Journal: Conservation & Society
Volume: 1
Page(s):
Date: 2003
URI: https://hdl.handle.net/10535/2765
Sector: History
Forestry
Region: Middle East & South Asia
Subject(s): rain forests--history
environmental change--history
forestry--history
deforestation--history
Abstract: "A major question of concern to forest ecologists in India is how well the forests have withstood the impact of human activities, and if they will be able to recover their stand characteristics, including number and size of trees, biomass and species composition, once they are protected from further disturbance. To examine the process of forest disturbance and possible recovery, four research plots in the evergreen forests of the Western Ghats of Karnataka State were analysed for stand characteristics and species composition starting in 1939 when they were remote and had minimal human impact. In these plots, all trees were identified and measured for diameter at breast height. The original trees continued to be censused at approximately five-year intervals. New recruits were first censused in 1984, and their size in the past was estimated from average growth rates. The plots were not treated differently from the surrounding forest, so they serve as a sample of the status of the surrounding forest. These forests then experienced increasing levels of human activity in the form of clearing for roads and power lines, fires, grazing by cattle, collection of forest products and low-level selective logging in the 1970s and 1980s, during which time forest censuses continued.
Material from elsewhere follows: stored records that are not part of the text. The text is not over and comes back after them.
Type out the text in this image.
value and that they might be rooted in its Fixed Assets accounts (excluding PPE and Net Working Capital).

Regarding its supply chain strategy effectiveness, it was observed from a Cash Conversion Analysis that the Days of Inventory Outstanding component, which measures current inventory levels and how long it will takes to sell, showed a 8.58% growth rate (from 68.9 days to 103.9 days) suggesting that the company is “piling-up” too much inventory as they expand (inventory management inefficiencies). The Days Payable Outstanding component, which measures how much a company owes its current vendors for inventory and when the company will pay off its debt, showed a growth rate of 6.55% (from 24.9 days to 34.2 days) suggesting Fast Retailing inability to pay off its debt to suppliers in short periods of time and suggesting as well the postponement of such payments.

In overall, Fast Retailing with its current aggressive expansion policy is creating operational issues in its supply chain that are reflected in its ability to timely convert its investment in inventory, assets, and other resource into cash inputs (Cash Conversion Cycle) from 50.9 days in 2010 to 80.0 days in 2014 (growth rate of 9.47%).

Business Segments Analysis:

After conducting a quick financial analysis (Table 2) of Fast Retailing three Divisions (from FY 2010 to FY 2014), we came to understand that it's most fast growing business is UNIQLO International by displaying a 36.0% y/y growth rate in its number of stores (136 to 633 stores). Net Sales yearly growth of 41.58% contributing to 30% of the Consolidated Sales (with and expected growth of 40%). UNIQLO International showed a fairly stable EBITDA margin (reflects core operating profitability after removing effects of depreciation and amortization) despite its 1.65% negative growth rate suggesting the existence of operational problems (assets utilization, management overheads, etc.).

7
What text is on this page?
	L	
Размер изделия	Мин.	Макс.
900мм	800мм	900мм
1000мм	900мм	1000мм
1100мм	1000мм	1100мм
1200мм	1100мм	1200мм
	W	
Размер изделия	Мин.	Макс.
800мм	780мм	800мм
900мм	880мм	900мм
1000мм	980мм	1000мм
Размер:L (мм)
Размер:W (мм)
At all four forests, there was a steady decline over time in the number of trees, with sharper declines associated with periods of logging and clearing. At the point of greatest decline following logging, only about 70 per cent of the original numbers of trees were present; however, the number of new trees increased after logging stopped in 1988, compensating to some degree for the loss of the original trees. Aboveground biomass also declined over time, with only about 70 per cent of the original."